Repo for fitting stellar parameters of stars in open clusters using Isochrones analysis on Advanced Research Computing at Hopkins.

Files and Directories Structure:

iso_input: photometric data for open clusters (in CSV format)
iso_code.py: Python script for running Isochrones
main_array.py: Python script for SLURM Job array
job_array: SLURM job submission file using array
main_mp.py: run isochrones through multiprocessing
job_mp: SLURM job submission file using multiprocessing
plots: Directory to save Isochrones analysis plots, the plots are organized in the format "cluster_name/Gaia_edr3_source_id"
posteriors: Directory to save Isochrones posteriors CSV data, organized in the format "cluster_name/Gaia_edr3_source_id_take2.csv"
nearby_cluster_av.nb: Mathematica file for numerically computing the extinctions of nearby clusters
records: a file for keeping records of Isochrones in case the job fails at some point. In the records, a CSV file is created for each process named by the base_name, and records the loop index, dr3_source_id, and running time of that particular star. If the job for that process failed, start a new job by running Isochrones starting from the end of the index column

in main_array.py, change the input photometry file path, name of the open cluster, and the length of the job array based on input.
In iso_code.py, specify extinctionV and parallax in section 1, and the Prior distribution in section 2.
In job_array, set "array" from 0 to length of job array -1. Also change the job name and output file directory.
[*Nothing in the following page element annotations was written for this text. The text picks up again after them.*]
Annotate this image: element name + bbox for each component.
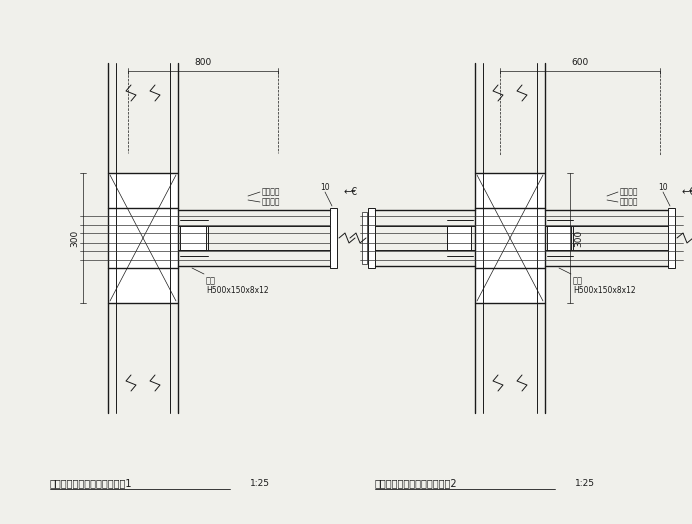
- Text: 钢梁: 钢梁: [573, 276, 583, 285]
- Text: 300: 300: [574, 230, 583, 247]
- Text: 竖向钢筋: 竖向钢筋: [262, 188, 280, 196]
- Text: 钢梁: 钢梁: [206, 276, 216, 285]
- Bar: [362, 212, 367, 264]
- Bar: [180, 226, 206, 250]
- Bar: [330, 208, 337, 268]
- Text: 1:25: 1:25: [575, 479, 595, 488]
- Text: 竖向钢筋: 竖向钢筋: [620, 188, 639, 196]
- Bar: [368, 208, 375, 268]
- Text: 600: 600: [572, 58, 589, 67]
- Text: 10: 10: [658, 183, 668, 192]
- Text: 10: 10: [320, 183, 330, 192]
- Text: ←€: ←€: [344, 187, 358, 197]
- Bar: [447, 226, 471, 250]
- Text: 竖向钢筋: 竖向钢筋: [262, 198, 280, 206]
- Text: 竖向钢筋: 竖向钢筋: [620, 198, 639, 206]
- Text: 800: 800: [194, 58, 212, 67]
- Text: 型钢柱与梁连接节点配筋构造1: 型钢柱与梁连接节点配筋构造1: [50, 478, 132, 488]
- Text: ←€: ←€: [682, 187, 692, 197]
- Bar: [547, 226, 571, 250]
- Bar: [108, 173, 178, 303]
- Bar: [668, 208, 675, 268]
- Bar: [475, 173, 545, 303]
- Text: 300: 300: [70, 230, 79, 247]
- Text: 型钢柱与梁连接节点配筋构造2: 型钢柱与梁连接节点配筋构造2: [375, 478, 457, 488]
- Text: H500x150x8x12: H500x150x8x12: [573, 286, 636, 295]
- Text: H500x150x8x12: H500x150x8x12: [206, 286, 268, 295]
- Text: 1:25: 1:25: [250, 479, 270, 488]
In main_mp.py, change the input photometry file path, name of the open cluster, and the number of processes based on input.
In iso_code.py, specify extinctionV and parallax in section 1, and the Prior distribution in section 2.
In job_mp, set "ntasks-per-node" to the number of processes, and enter your email under "mail-user".
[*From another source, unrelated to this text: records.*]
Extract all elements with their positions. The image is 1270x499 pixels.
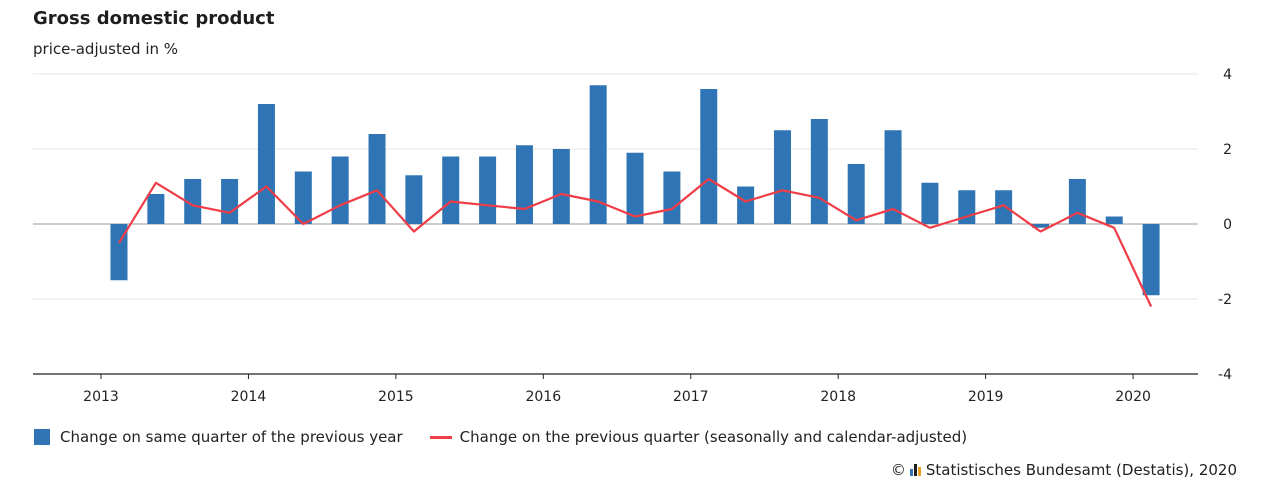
y-tick-label: -2 — [1218, 292, 1232, 308]
legend-line-swatch — [429, 435, 452, 439]
x-tick-label: 2014 — [231, 389, 267, 405]
bar[interactable] — [515, 145, 533, 224]
bar[interactable] — [184, 179, 202, 224]
bar[interactable] — [331, 156, 349, 225]
bar[interactable] — [847, 164, 865, 224]
bar[interactable] — [147, 194, 165, 224]
source-text: Statistisches Bundesamt (Destatis), 2020 — [925, 461, 1237, 479]
bar[interactable] — [1105, 216, 1123, 225]
bar[interactable] — [626, 152, 644, 224]
bar[interactable] — [1032, 224, 1049, 228]
bar[interactable] — [700, 89, 718, 224]
bar[interactable] — [737, 186, 755, 225]
source-credit: © Statistisches Bundesamt (Destatis), 20… — [891, 461, 1237, 479]
bar[interactable] — [921, 182, 939, 224]
bar[interactable] — [663, 171, 681, 225]
bar[interactable] — [110, 224, 128, 281]
x-tick-label: 2015 — [378, 389, 414, 405]
bar[interactable] — [294, 171, 312, 225]
legend-item-bars[interactable]: Change on same quarter of the previous y… — [34, 428, 403, 446]
bar[interactable] — [773, 130, 791, 224]
y-tick-label: -4 — [1218, 367, 1232, 383]
bar[interactable] — [479, 156, 497, 225]
bar[interactable] — [810, 119, 828, 224]
x-tick-label: 2019 — [968, 389, 1004, 405]
chart-title: Gross domestic product — [33, 8, 275, 29]
x-tick-label: 2013 — [83, 389, 119, 405]
destatis-logo-icon — [909, 464, 922, 476]
bar[interactable] — [1068, 179, 1086, 224]
chart-legend: Change on same quarter of the previous y… — [34, 428, 994, 446]
bar[interactable] — [368, 134, 386, 224]
bar[interactable] — [405, 175, 423, 224]
bar[interactable] — [257, 104, 275, 224]
x-tick-label: 2020 — [1115, 389, 1151, 405]
bar[interactable] — [221, 179, 239, 224]
x-tick-label: 2016 — [525, 389, 561, 405]
bar[interactable] — [884, 130, 902, 224]
quarter-change-line[interactable] — [118, 177, 1153, 307]
gdp-chart: 4 2 0 -2 -4 2013 2014 2015 2016 2017 2018 2019 2020 — [33, 67, 1232, 405]
legend-item-line[interactable]: Change on the previous quarter (seasonal… — [429, 428, 968, 446]
x-tick-label: 2017 — [673, 389, 709, 405]
bar[interactable] — [1142, 224, 1160, 296]
bar[interactable] — [995, 190, 1013, 224]
legend-bars-label: Change on same quarter of the previous y… — [60, 428, 403, 446]
copyright-symbol: © — [890, 461, 906, 479]
bar[interactable] — [442, 156, 460, 225]
bar[interactable] — [589, 85, 607, 224]
bar[interactable] — [552, 149, 570, 224]
legend-line-label: Change on the previous quarter (seasonal… — [459, 428, 968, 446]
legend-bar-swatch — [34, 429, 50, 445]
y-tick-label: 0 — [1223, 217, 1232, 233]
chart-subtitle: price-adjusted in % — [33, 40, 179, 58]
y-tick-label: 4 — [1223, 67, 1232, 83]
x-tick-label: 2018 — [820, 389, 856, 405]
y-tick-label: 2 — [1223, 142, 1232, 158]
⚠️ Based on my experiment, sometimes Multinest stops sampling (without any error message), while the program does not stop. I'm still investigating the potential cause. ⚠️
Since the code does not require communication between processes, distributed memory is used to run the code on Rockfish, with each process having 16 GB of memory. Based on our past experiments, Isochrones usually takes less than 13 GB of memory, but feel free to increase it if needed.
In the job submission file, the number of CPU cores per node is specified through "ntasks-per-node", therefore it's essential to make sure that the number of processes in the Multiprocessing pool is less or equal to "ntasks-per-node". Theoretically the maximum number of processes per node is 48, but based on my experiment, a multiprocessing pool with approximately 40 processes will lead to IO mutex lock conflicts. I'm still investigating the potential cause.
If one of the process has an issue, the entire pool of processes will be stopped. In this case, manually specify the starting and ending point of the running loop for each process, and resubmit the job.